Graphite is a hexagonal crystalline material, with an ABAB. .. layer stacking arrangement of carbon sheets. These carbon layers have obvious hexagonal atom patterns in them. However, they are not fully dense triangular atom nets, as would be the case in a close-packed structure. They are so-called graphene sheets, in which the atom pattern is a honeycomb pattern, identical to the cation layer patterns in Al2O3 (see Section 1.05.2.3.1). Each C atom is sur­rounded by three nearest-neighbor C atoms, and the bonding linking each C atom with its neighbors is characterized by sp2 hybridization. The bonding that links adjacent graphene layers is weak, Van der Waals-type bonding.

The interstitial dislocation loops that form in irra­diated graphite, by the condensation of freely migrat­ing interstitial point defects, form (not surprisingly) on (0001) basal planes, between adjacent graphene layers. In some of the earliest work on radiation effects in graphite, this was described as follows47:

When subjected to bombardment with fission neu­trons, primary collisions displace carbon atoms from their normal sites in the layers, driving them to sites between planes (interstitial or interlamellar positions).

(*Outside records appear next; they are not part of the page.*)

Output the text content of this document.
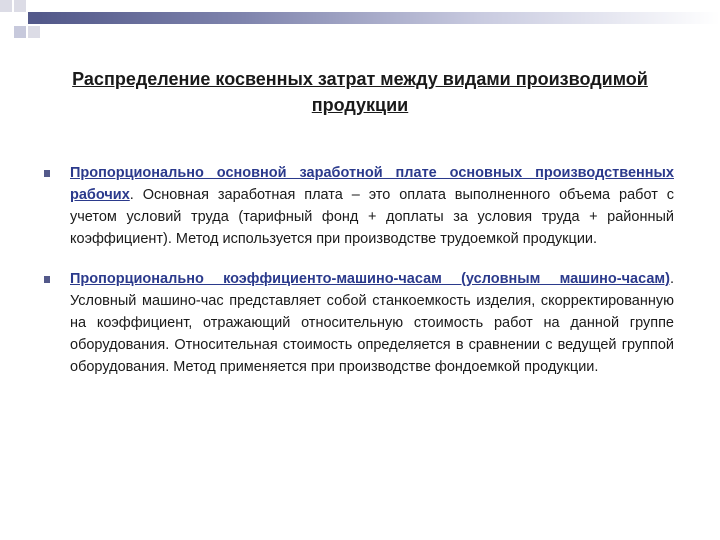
Распределение косвенных затрат между видами производимой продукции
Пропорционально основной заработной плате основных производственных рабочих. Основная заработная плата – это оплата выполненного объема работ с учетом условий труда (тарифный фонд + доплаты за условия труда + районный коэффициент). Метод используется при производстве трудоемкой продукции.
Пропорционально коэффициенто-машино-часам (условным машино-часам). Условный машино-час представляет собой станкоемкость изделия, скорректированную на коэффициент, отражающий относительную стоимость работ на данной группе оборудования. Относительная стоимость определяется в сравнении с ведущей группой оборудования. Метод применяется при производстве фондоемкой продукции.
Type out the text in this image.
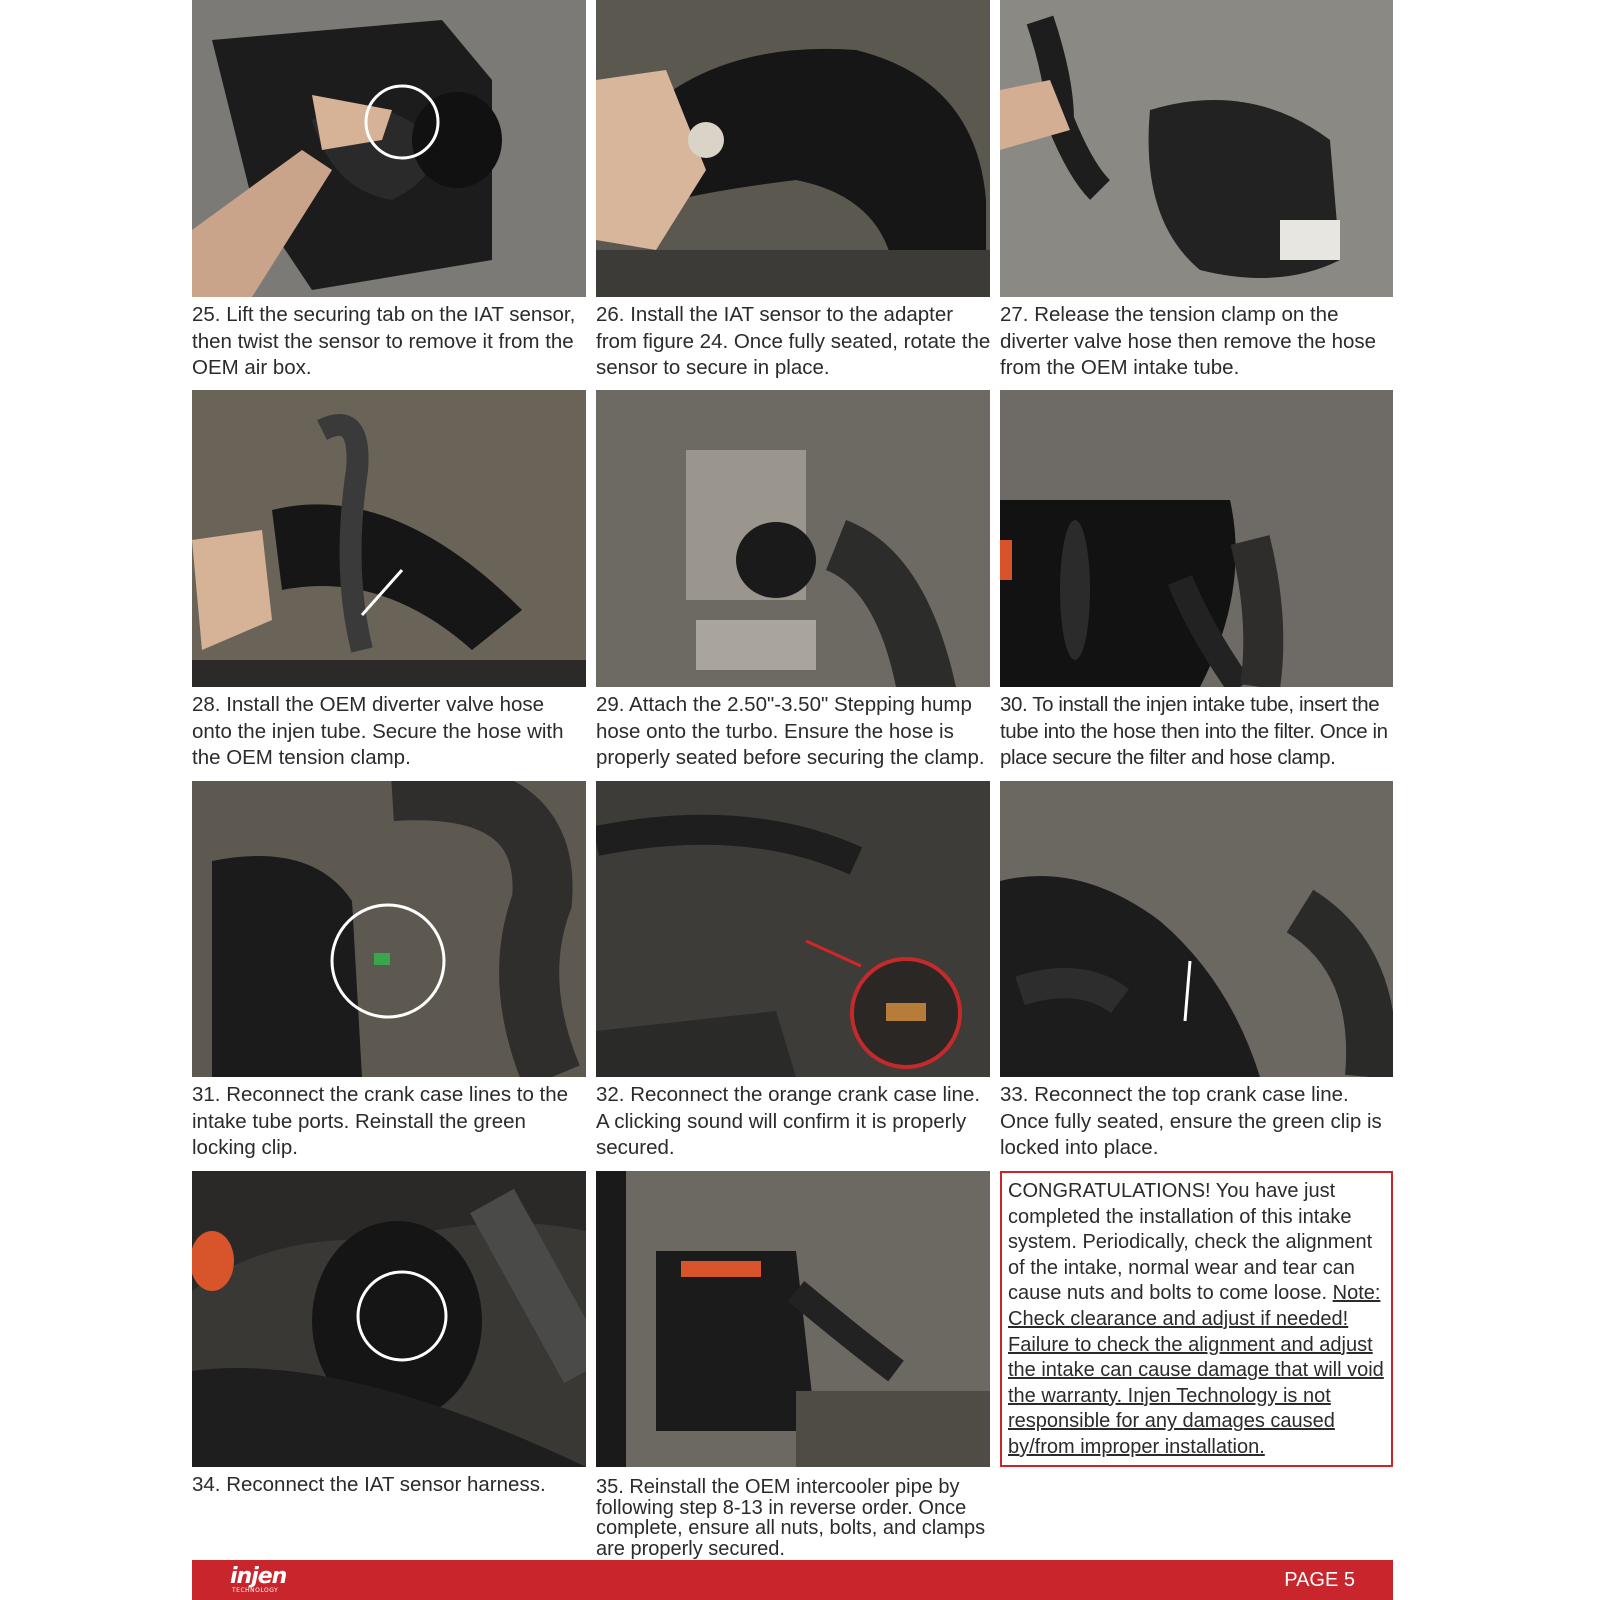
25. Lift the securing tab on the IAT sensor, then twist the sensor to remove it from the OEM air box.

26. Install the IAT sensor to the adapter from figure 24. Once fully seated, rotate the sensor to secure in place.

27. Release the tension clamp on the diverter valve hose then remove the hose from the OEM intake tube.

28. Install the OEM diverter valve hose onto the injen tube. Secure the hose with the OEM tension clamp.

29. Attach the 2.50"-3.50" Stepping hump hose onto the turbo. Ensure the hose is properly seated before securing the clamp.

30. To install the injen intake tube, insert the tube into the hose then into the filter. Once in place secure the filter and hose clamp.

31. Reconnect the crank case lines to the intake tube ports. Reinstall the green locking clip.

32. Reconnect the orange crank case line. A clicking sound will confirm it is properly secured.

33. Reconnect the top crank case line. Once fully seated, ensure the green clip is locked into place.

34. Reconnect the IAT sensor harness.	35. Reinstall the OEM intercooler pipe by following step 8-13 in reverse order. Once complete, ensure all nuts, bolts, and clamps are properly secured.

CONGRATULATIONS! You have just completed the installation of this intake system. Periodically, check the alignment of the intake, normal wear and tear can cause nuts and bolts to come loose. Note: Check clearance and adjust if needed! Failure to check the alignment and adjust the intake can cause damage that will void the warranty. Injen Technology is not responsible for any damages caused by/from improper installation.
injen
TECHNOLOGY	PAGE 5
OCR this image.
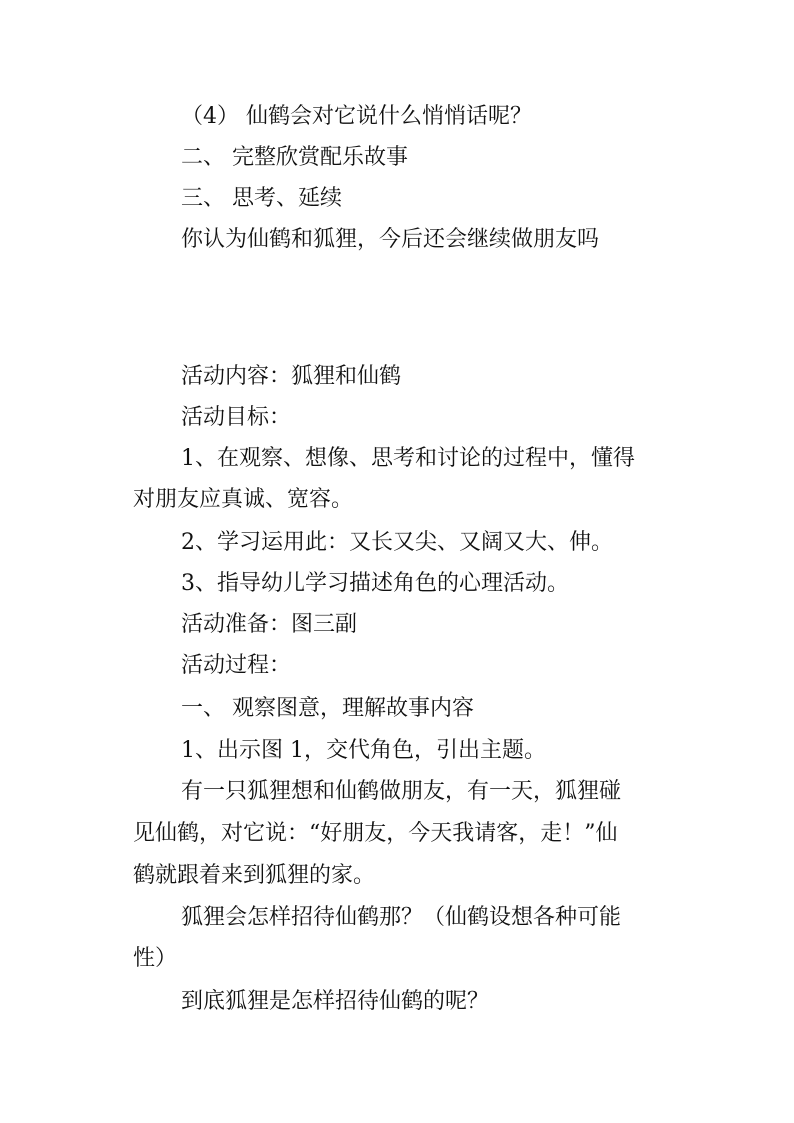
（4） 仙鹤会对它说什么悄悄话呢？
二、 完整欣赏配乐故事
三、 思考、延续
你认为仙鹤和狐狸，今后还会继续做朋友吗
活动内容：狐狸和仙鹤
活动目标：
1、在观察、想像、思考和讨论的过程中，懂得
对朋友应真诚、宽容。
2、学习运用此：又长又尖、又阔又大、伸。
3、指导幼儿学习描述角色的心理活动。
活动准备：图三副
活动过程：
一、 观察图意，理解故事内容
1、出示图 1，交代角色，引出主题。
有一只狐狸想和仙鹤做朋友，有一天，狐狸碰
见仙鹤，对它说：“好朋友，今天我请客，走！”仙
鹤就跟着来到狐狸的家。
狐狸会怎样招待仙鹤那？（仙鹤设想各种可能
性）
到底狐狸是怎样招待仙鹤的呢？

This loop nucleation is analogous to the (0001) basal interstitial loops that form in Al2O3 during the initial stages of irradiation (Section 1.05.2.3.1). However, the basal loops in graphite do not grow to any signifi­cant size. Instead, the graphene layers adjacent to interlamellar loop nuclei buckle, which causes a net increase in the c-dimension of the hexagonal material and a concomitant decrease in the a-dimension.48 This buckling is believed to be due to sp3 bond formation between C interstitials and C atoms in the graphene planes.49,50 The overall macroscopic effect of c-axis expansion and a-axis shrinkage is dimensional changes of crystallites within the graphite. Macroscopic radia­tion damage effects in graphite are discussed in detail in Chapter 4.10, Radiation Effects in Graphite.